Although it’s still early, Cooper expects the trend to continue this year. “It’s hard to project what will happen exactly with ethanol exports in 2011, but we generally expect exports to remain strong in 2011,” he said. “It seems highly unlikely that we’d export any less product in 2011 than we did in 2010.”

A total of 45.4 million gallons exported in January were denatured, with 19.4 million gallons of that going to Canada. Other top destinations were the United Arab Emirates, the Netherlands, Finland, and the United Kingdom, respectively. These top five importers brought in 98 percent of the total U.S. denatured ethanol shipments in January.

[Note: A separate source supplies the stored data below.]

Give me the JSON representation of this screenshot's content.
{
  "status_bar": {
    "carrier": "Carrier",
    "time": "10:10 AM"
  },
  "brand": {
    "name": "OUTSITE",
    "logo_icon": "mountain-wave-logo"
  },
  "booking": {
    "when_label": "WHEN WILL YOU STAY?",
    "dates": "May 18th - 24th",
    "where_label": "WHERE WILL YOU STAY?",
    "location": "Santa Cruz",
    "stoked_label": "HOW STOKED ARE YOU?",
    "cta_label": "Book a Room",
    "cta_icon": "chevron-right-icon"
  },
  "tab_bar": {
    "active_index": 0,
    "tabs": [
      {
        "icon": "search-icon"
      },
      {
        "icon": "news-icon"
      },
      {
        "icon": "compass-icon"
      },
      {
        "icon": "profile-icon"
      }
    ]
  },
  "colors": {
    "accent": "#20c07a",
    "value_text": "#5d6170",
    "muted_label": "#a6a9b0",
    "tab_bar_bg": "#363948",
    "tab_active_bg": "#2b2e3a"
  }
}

 On the undenatured ethanol side, a total of 11.8 million gallons were exported in January. Half that went to Nigeria, with the Netherlands and Mexico taking the No. 2 and No. 3 spots. The three countries took in 97 percent of the undendatured ethanol exports in January.

Notably, exports to Brazil in 2010 were up about three times more than the total amount exported to Brazil in the previous 12 years combined. In all, Brazil took in 22.6 million gallons of U.S. ethanol in 2010 compared to the 7.8 million gallons imported from 1998 to 2009. “Brazil has actually increased its imports of U.S. ethanol in the first several months of 2011 and is on pace to import quite a bit more U.S. product in 2011 than it did in 2010,” he said. “Brazil’s ethanol production and exports typically peak in the July-September timeframe, so we’ll have a better idea at that time how much ethanol they will have available for export. So far, all indications are that Brazil is going to need most of the ethanol it produces this year just to meet its own domestic demands.”

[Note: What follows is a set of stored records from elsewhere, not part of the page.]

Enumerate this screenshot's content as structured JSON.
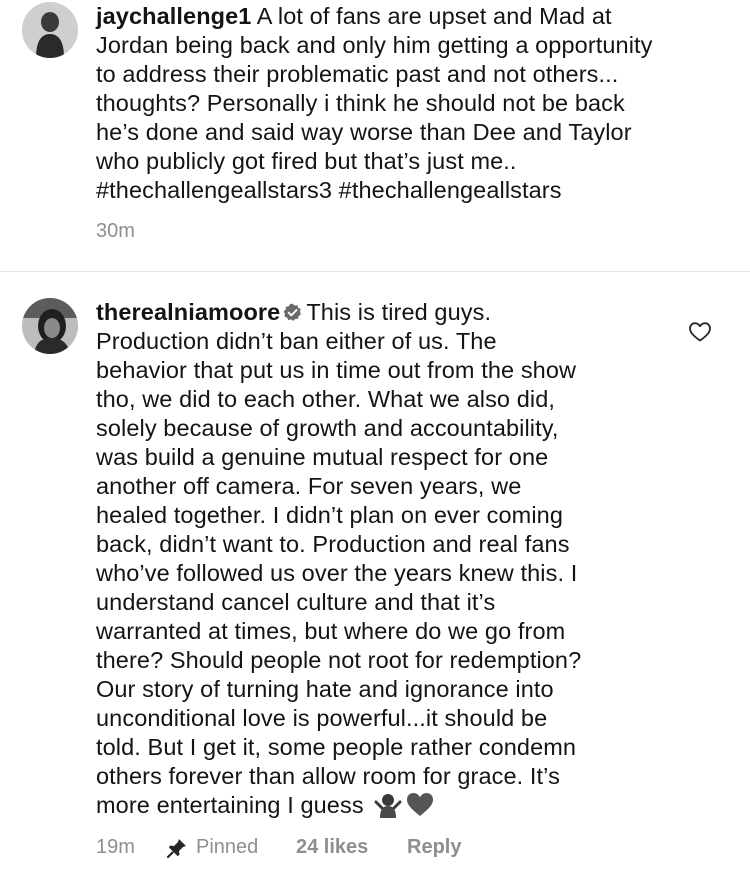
{
  "comment1": {
    "username": "jaychallenge1",
    "avatar_icon": "user-avatar",
    "lines": [
      "A lot of fans are upset and Mad at",
      "Jordan being back and only him getting a opportunity",
      "to address their problematic past and not others...",
      "thoughts? Personally i think he should not be back",
      "he’s done and said way worse than Dee and Taylor",
      "who publicly got fired but that’s just me..",
      "#thechallengeallstars3 #thechallengeallstars"
    ],
    "time": "30m"
  },
  "comment2": {
    "username": "therealniamoore",
    "avatar_icon": "user-avatar",
    "verified_icon": "verified-badge-icon",
    "first_line": "This is tired guys.",
    "lines": [
      "Production didn’t ban either of us. The",
      "behavior that put us in time out from the show",
      "tho, we did to each other. What we also did,",
      "solely because of growth and accountability,",
      "was build a genuine mutual respect for one",
      "another off camera. For seven years, we",
      "healed together. I didn’t plan on ever coming",
      "back, didn’t want to. Production and real fans",
      "who’ve followed us over the years knew this. I",
      "understand cancel culture and that it’s",
      "warranted at times, but where do we go from",
      "there? Should people not root for redemption?",
      "Our story of turning hate and ignorance into",
      "unconditional love is powerful...it should be",
      "told. But I get it, some people rather condemn",
      "others forever than allow room for grace. It’s"
    ],
    "last_line": "more entertaining I guess",
    "emojis": [
      "woman-shrugging-emoji",
      "black-heart-emoji"
    ],
    "time": "19m",
    "pin_icon": "pin-icon",
    "pinned_label": "Pinned",
    "likes": "24 likes",
    "reply_label": "Reply",
    "like_icon": "heart-outline-icon"
  }
}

One issue that came up in recent months is whether U.S. ethanol is being blended with gas, benefiting from the 45 cent blender’s credit, or the Volumetric Ethanol Excise Tax, and then being exported to other countries. While it hasn’t reached the formal investigation stage, ePURE, the European Producers Union of Renewable Ethanol, is examining U.S. trade practices for exporting U.S. ethanol to the EU to see if this is happening.

RFA agrees that ethanol exports shouldn’t benefit from the 45 cent tax credit, as that’s not the intent of the program, Cooper said. The numbers reported by the U.S. Department of Commerce and USDA, which is what the RFA tracks monthly, include denatured and undenatured ethanol that is not blended with gasoline and not eligible for the blender’s credit. “No one has shown us any clear evidence that there is a substantial amount of ethanol going to the EU that has benefited from VEETC,” he said. “There may be some marketers out there who may be blending a bit of gasoline into the ethanol to get access to VEETC, but there is no trade data available from the U.S. government or European governments—as far as I know—that would clarify to what extent this may be happening.”

In addition, the European tariff schedule actually encourages importation of E90 because the tariff rate on the blend is substantially lower than denatured fuel ethanol, he added. Rob Vierhout, secretary general of ePURE, told EPM previously that in some EU countries, E90 is classified as a chemical rather than ethanol, which does give it an edge financially, with reduced import duties. This is a procedural issue, he said, and the rules need to be rewritten with greater clarity so that ethanol is not classified as a chemical.